Można do tej koncepcji dodać jeszcze powiedzmy "linię zerową" należącą do specyfiki europejskiej, zwłaszcza brytyjskiej - jak w powiedzeniu: "survive of your smock, fight of your vest, camp of your ruck". Sprowadza się to do tego że absolutne minimum survivalowe/SERE (podstawową żywność, kompasy, środki opatrunkowe i do rozpalania ognia etc) przenosimy w kurtce tzw. "smocku", charakterystycznym zwłaszcza dla armii brytyjskiej.

 

"Linie" wyposażenia nie są oczywiście obligatoryjne i czasami sam ich pomysł może się różnić. Wiele zależy od specyfiki działań, terenu, warunków klimatycznych i rodzaju wykorzystywanej broni.

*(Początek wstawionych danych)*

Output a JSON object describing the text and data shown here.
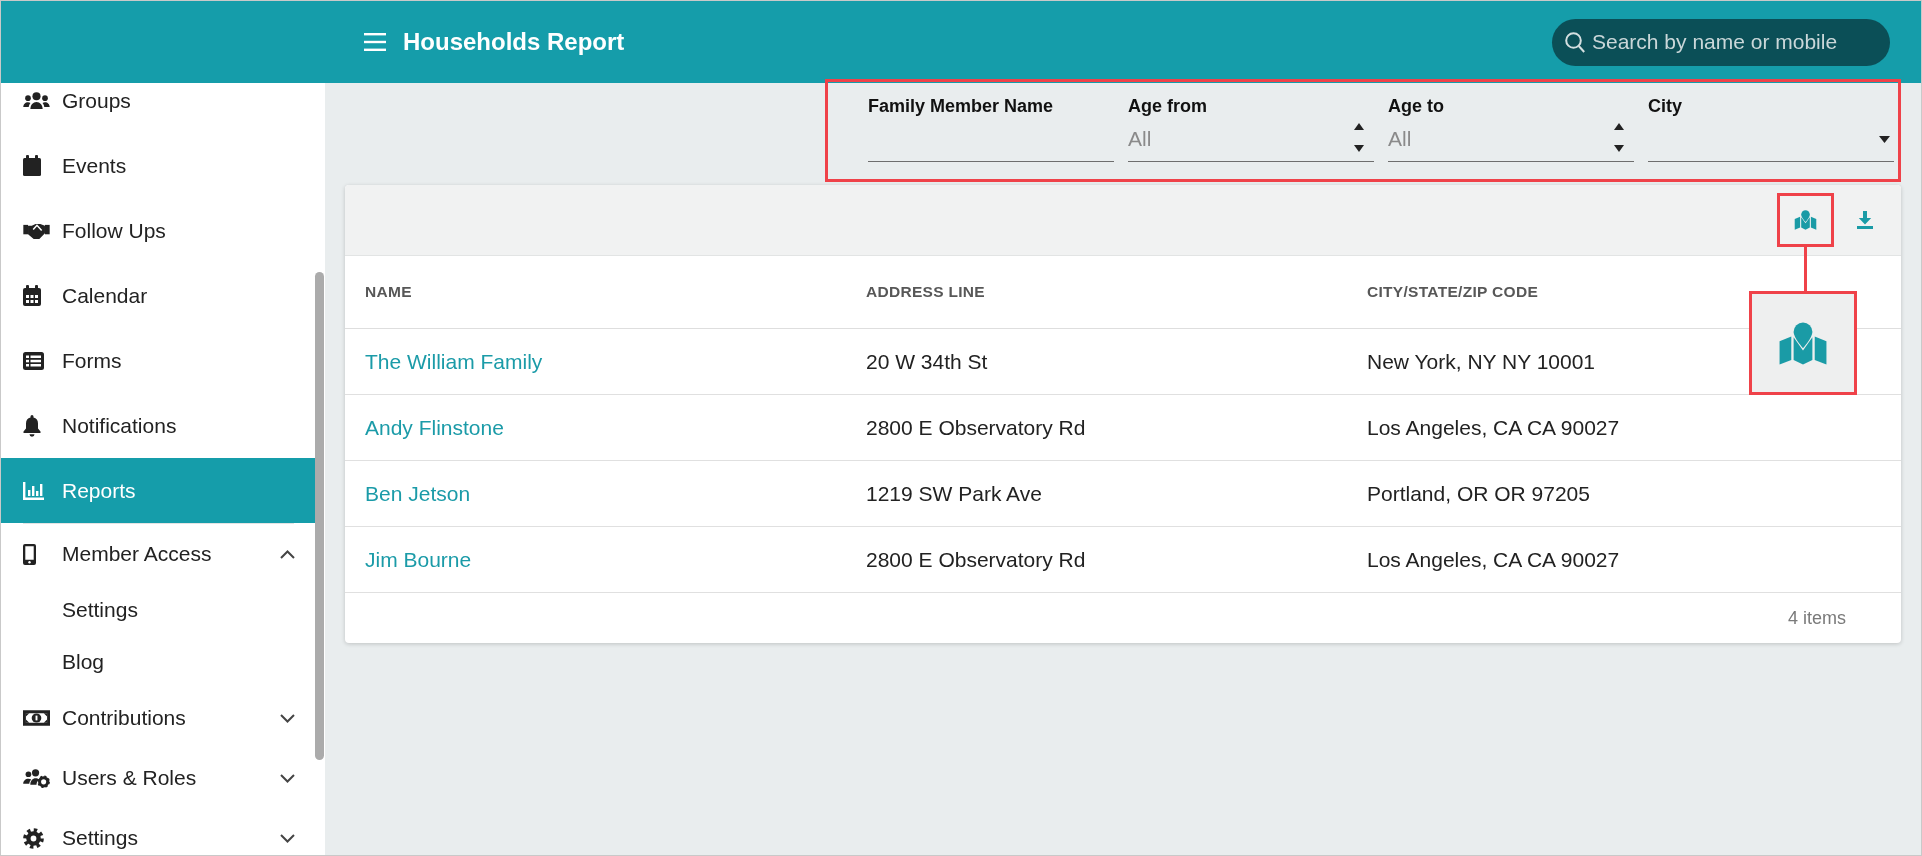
{
  "header": {
    "title": "Households Report",
    "search": {
      "placeholder": "Search by name or mobile"
    }
  },
  "sidebar": {
    "items": [
      {
        "kind": "link",
        "label": "Groups",
        "selected": false
      },
      {
        "kind": "link",
        "label": "Events",
        "selected": false
      },
      {
        "kind": "link",
        "label": "Follow Ups",
        "selected": false
      },
      {
        "kind": "link",
        "label": "Calendar",
        "selected": false
      },
      {
        "kind": "link",
        "label": "Forms",
        "selected": false
      },
      {
        "kind": "link",
        "label": "Notifications",
        "selected": false
      },
      {
        "kind": "link",
        "label": "Reports",
        "selected": true
      },
      {
        "kind": "group",
        "label": "Member Access",
        "selected": false,
        "expanded": true,
        "children": [
          {
            "label": "Settings",
            "selected": false
          },
          {
            "label": "Blog",
            "selected": false
          }
        ]
      },
      {
        "kind": "group",
        "label": "Contributions",
        "selected": false,
        "expanded": false
      },
      {
        "kind": "group",
        "label": "Users & Roles",
        "selected": false,
        "expanded": false
      },
      {
        "kind": "group",
        "label": "Settings",
        "selected": false,
        "expanded": false
      }
    ]
  },
  "filters": {
    "highlighted": true,
    "fields": [
      {
        "kind": "text",
        "label": "Family Member Name"
      },
      {
        "kind": "number",
        "label": "Age from",
        "placeholder": "All"
      },
      {
        "kind": "number",
        "label": "Age to",
        "placeholder": "All"
      },
      {
        "kind": "select",
        "label": "City"
      }
    ]
  },
  "toolbar": {
    "buttons": [
      {
        "highlighted": true,
        "magnified": true
      },
      {
        "highlighted": false,
        "magnified": false
      }
    ]
  },
  "table": {
    "columns": [
      "NAME",
      "ADDRESS LINE",
      "CITY/STATE/ZIP CODE"
    ],
    "rows": [
      {
        "name": "The William Family",
        "address": "20 W 34th St",
        "city": "New York, NY NY 10001"
      },
      {
        "name": "Andy Flinstone",
        "address": "2800 E Observatory Rd",
        "city": "Los Angeles, CA CA 90027"
      },
      {
        "name": "Ben Jetson",
        "address": "1219 SW Park Ave",
        "city": "Portland, OR OR 97205"
      },
      {
        "name": "Jim Bourne",
        "address": "2800 E Observatory Rd",
        "city": "Los Angeles, CA CA 90027"
      }
    ],
    "footer": "4 items"
  }
}
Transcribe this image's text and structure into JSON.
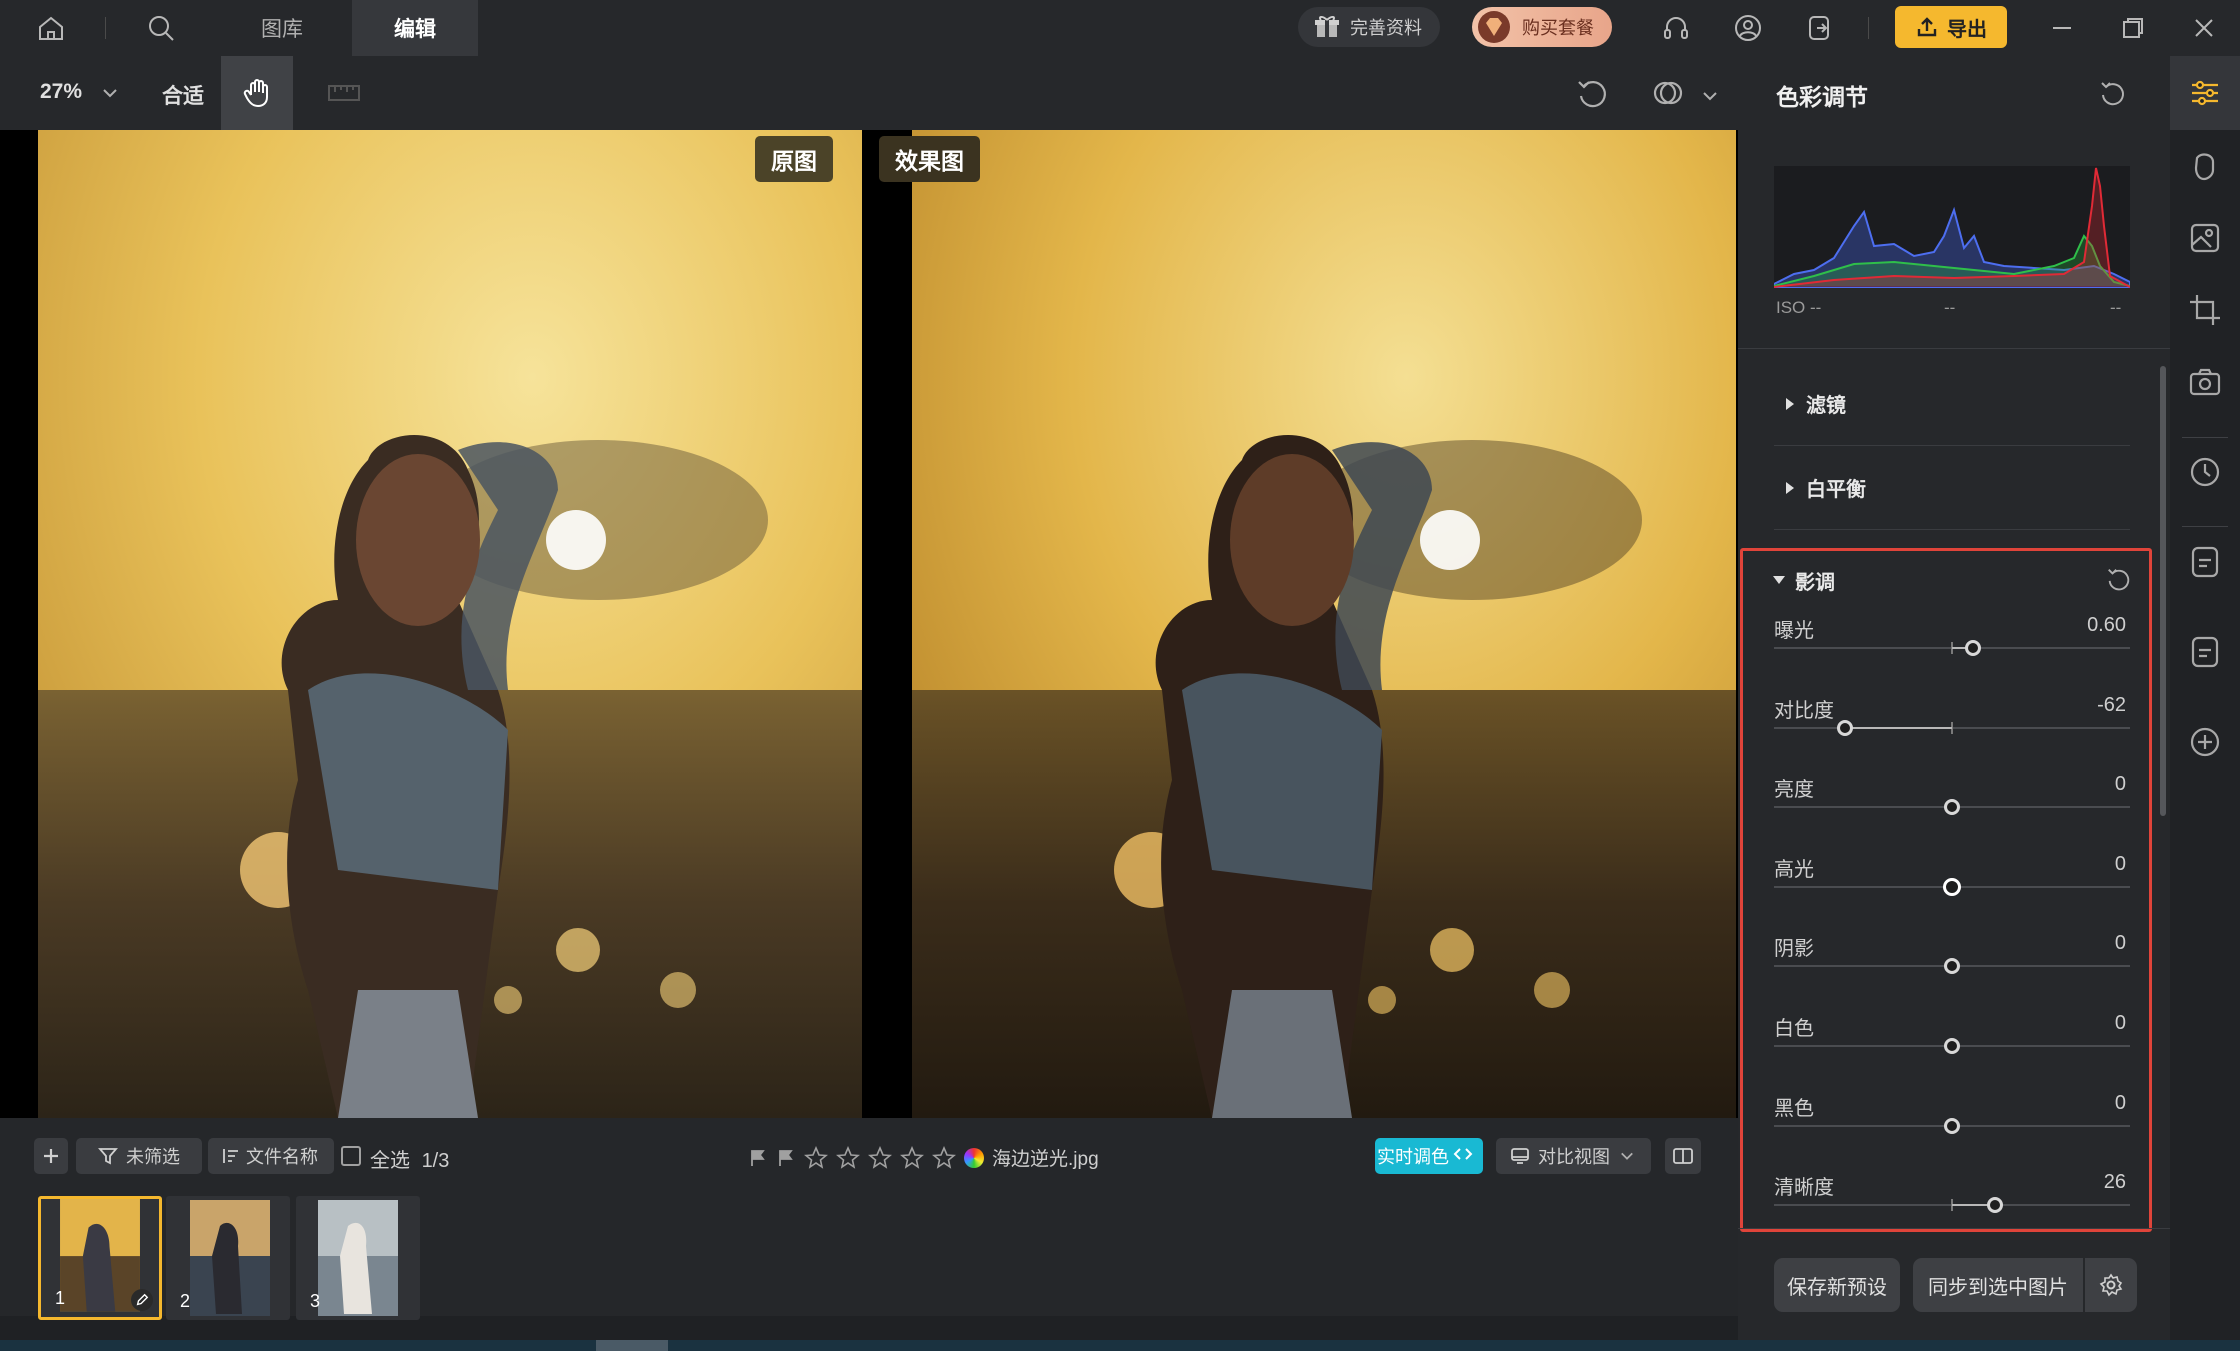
{
  "top_bar": {
    "tabs": [
      {
        "label": "图库"
      },
      {
        "label": "编辑"
      }
    ],
    "complete_profile_label": "完善资料",
    "buy_plan_label": "购买套餐",
    "export_label": "导出"
  },
  "toolbar": {
    "zoom_value": "27%",
    "fit_label": "合适"
  },
  "canvas": {
    "original_label": "原图",
    "effect_label": "效果图"
  },
  "bottom_bar": {
    "filter_label": "未筛选",
    "sort_label": "文件名称",
    "select_all_label": "全选",
    "count_label": "1/3",
    "filename": "海边逆光.jpg",
    "realtime_label": "实时调色",
    "compare_view_label": "对比视图",
    "thumbnails": [
      {
        "number": "1"
      },
      {
        "number": "2"
      },
      {
        "number": "3"
      }
    ]
  },
  "panel": {
    "title": "色彩调节",
    "histogram": {
      "iso_label": "ISO --",
      "mid_label": "--",
      "right_label": "--"
    },
    "sections": {
      "filter": "滤镜",
      "white_balance": "白平衡",
      "tone": "影调"
    },
    "sliders": [
      {
        "label": "曝光",
        "value": "0.60",
        "position": 0.56
      },
      {
        "label": "对比度",
        "value": "-62",
        "position": 0.2
      },
      {
        "label": "亮度",
        "value": "0",
        "position": 0.5
      },
      {
        "label": "高光",
        "value": "0",
        "position": 0.5
      },
      {
        "label": "阴影",
        "value": "0",
        "position": 0.5
      },
      {
        "label": "白色",
        "value": "0",
        "position": 0.5
      },
      {
        "label": "黑色",
        "value": "0",
        "position": 0.5
      },
      {
        "label": "清晰度",
        "value": "26",
        "position": 0.62
      }
    ],
    "save_preset_label": "保存新预设",
    "sync_label": "同步到选中图片"
  },
  "colors": {
    "accent_yellow": "#f5b82e",
    "highlight_red": "#e0443a",
    "realtime_cyan": "#19b9d3"
  }
}
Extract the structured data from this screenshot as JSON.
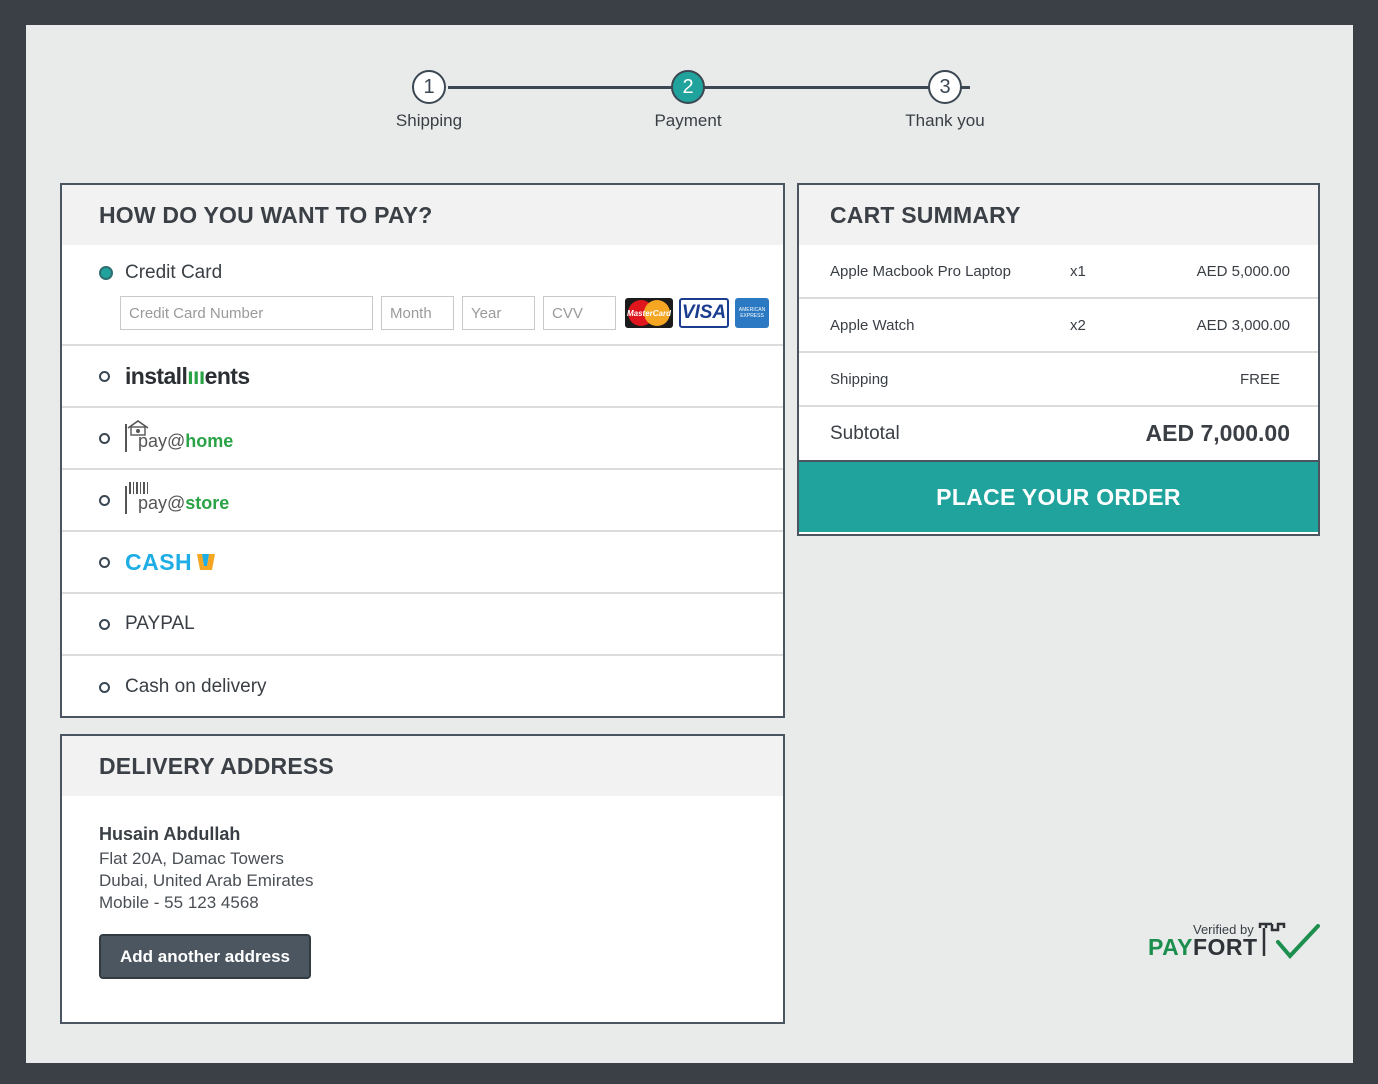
{
  "steps": [
    {
      "number": "1",
      "label": "Shipping",
      "active": false
    },
    {
      "number": "2",
      "label": "Payment",
      "active": true
    },
    {
      "number": "3",
      "label": "Thank you",
      "active": false
    }
  ],
  "payment": {
    "title": "HOW DO YOU WANT TO PAY?",
    "credit_card": {
      "label": "Credit Card",
      "selected": true,
      "number_placeholder": "Credit Card Number",
      "month_placeholder": "Month",
      "year_placeholder": "Year",
      "cvv_placeholder": "CVV",
      "cards": {
        "mastercard": "MasterCard",
        "visa": "VISA",
        "amex": "AMERICAN EXPRESS"
      }
    },
    "options": {
      "installments": {
        "pre": "install",
        "mid": "m",
        "post": "ents"
      },
      "pay_home": {
        "pre": "pay@",
        "post": "home"
      },
      "pay_store": {
        "pre": "pay@",
        "post": "store"
      },
      "cashu": "CASH",
      "paypal": "PAYPAL",
      "cod": "Cash on delivery"
    }
  },
  "delivery": {
    "title": "DELIVERY ADDRESS",
    "name": "Husain Abdullah",
    "line1": "Flat 20A, Damac Towers",
    "line2": "Dubai, United Arab Emirates",
    "phone": "Mobile - 55 123 4568",
    "add_button": "Add another address"
  },
  "cart": {
    "title": "CART SUMMARY",
    "items": [
      {
        "name": "Apple Macbook Pro Laptop",
        "qty": "x1",
        "price": "AED 5,000.00"
      },
      {
        "name": "Apple Watch",
        "qty": "x2",
        "price": "AED 3,000.00"
      }
    ],
    "shipping_label": "Shipping",
    "shipping_value": "FREE",
    "subtotal_label": "Subtotal",
    "subtotal_value": "AED 7,000.00",
    "order_button": "PLACE YOUR ORDER"
  },
  "payfort": {
    "verified": "Verified by",
    "brand_a": "PAY",
    "brand_b": "FORT"
  },
  "colors": {
    "accent": "#20a39c",
    "dark": "#3b4047",
    "background": "#e9eaea"
  }
}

Można spotkać jednostki które w ramach "pierwszej linii używają mocno obładowanego pasa modułowego, dwu paneli udowych (!) i lekkiego plate carriera (!!) dopiero na to nosząc właściwą kamizelkę "drugiej linii".

 

Nie chodzi tu bowiem nawet o nieco naiwny i przestarzały już podział na "taktyk" na czarne, zielone czy niebieskie (zakładający jakieś teoretyczne ich rozgraniczenie). Owszem - inaczej wyglądać będzie dobre oporządzenie do walki w mieście czy patrolu prowadzonego z pojazdów - typowego dla działań w Iraku, a inaczej jeśli w grę wchodzi długi patrol pieszy po trudnym terenie z koniecznością bytowania w terenie. Ale nie możemy dopuszczać kompromisów jeśli chodzi o użyteczność naszego sprzętu.

 

W ramach "samouczka" dopiszę później krótką charakterystykę rodzajów oporządzenia z komentarzem co do ich zastosowań, zalet i wad.

Link to post
Share on other sites

Bardzo dobry pomysł, bo mam właśnie pytanie odnośnie pewnego połączenia a nie chciałem zakładać osobnego topica.

 

Do rzeczy:

Jak można przymocować pas główny nosząc kamizelke Pattern 83, aby ciężar kabury udowej nie zsuwał go na jedno biodro? Jak wiadomo Pattern 83 nie ma szlufek na pas główny więc nie wiem na co go zaczepić. Jedyne co przychodzi mi do głowy to założyć pod Pattern szelki ALICE i na nich zawiesić pas. Może ktoś ma inny patent?

 

Jest jeszcze jedno rozwiazanie, a mianowicie zakupienie dobrego Dutybelta ktory nie bedzie laczony z kamizelka, ale jest wstanie przenosic rzeczy w stylu kabura, ladownice do pistoletu, panel udowy, ale nie ma czegos takiego jak w przypadku pasa LC-2, ktory bedzie Ci zjezdzal jak zes slusznie zauwarzyl.

 

fa9b498185ddb77dm.jpg

Tu masz fotke przedstawiajaca dutybelta owieszona kilkoma rzeczami

Link to post
Share on other sites

A jak się ma sprawa z oporządzeniem dla "snajpera". Próbuje właśnie dojść do tego, w co się zaopatrzyć na razie mój pomysł wygląda tak: Szelki + Pas na pasie ładownica manierka jakaś większa torba na racje żywnościowe, opatrunek i do tego pasa kabura udowa na broń krótką. Co o tym sądzicie co byście zmienili albo podajcie swoją propozycje. Nie zapomnijcie, że będę miał na sobie, ghillie, więc nie może to być zbyt ciężkie.

Link to post
Share on other sites

Dzieki Catch za wykład o linach, teraz wreszcie zauważylem jakie błędy dotychczas popełniałem mieszając sprzęt który powinien być rozmieszczony w konkretnych linach. Fajna jest też porada, że mając kamizelkę można część sprzętu umiescić na nieco sztywniejszym pasku od spodni. W moim wypadku przyda to się latem, kiedy mam na sobie koszulę (a nie bluzę) lub przy używaniu parki BW, gdzie nie da się w niej utworzyć lini zerowej.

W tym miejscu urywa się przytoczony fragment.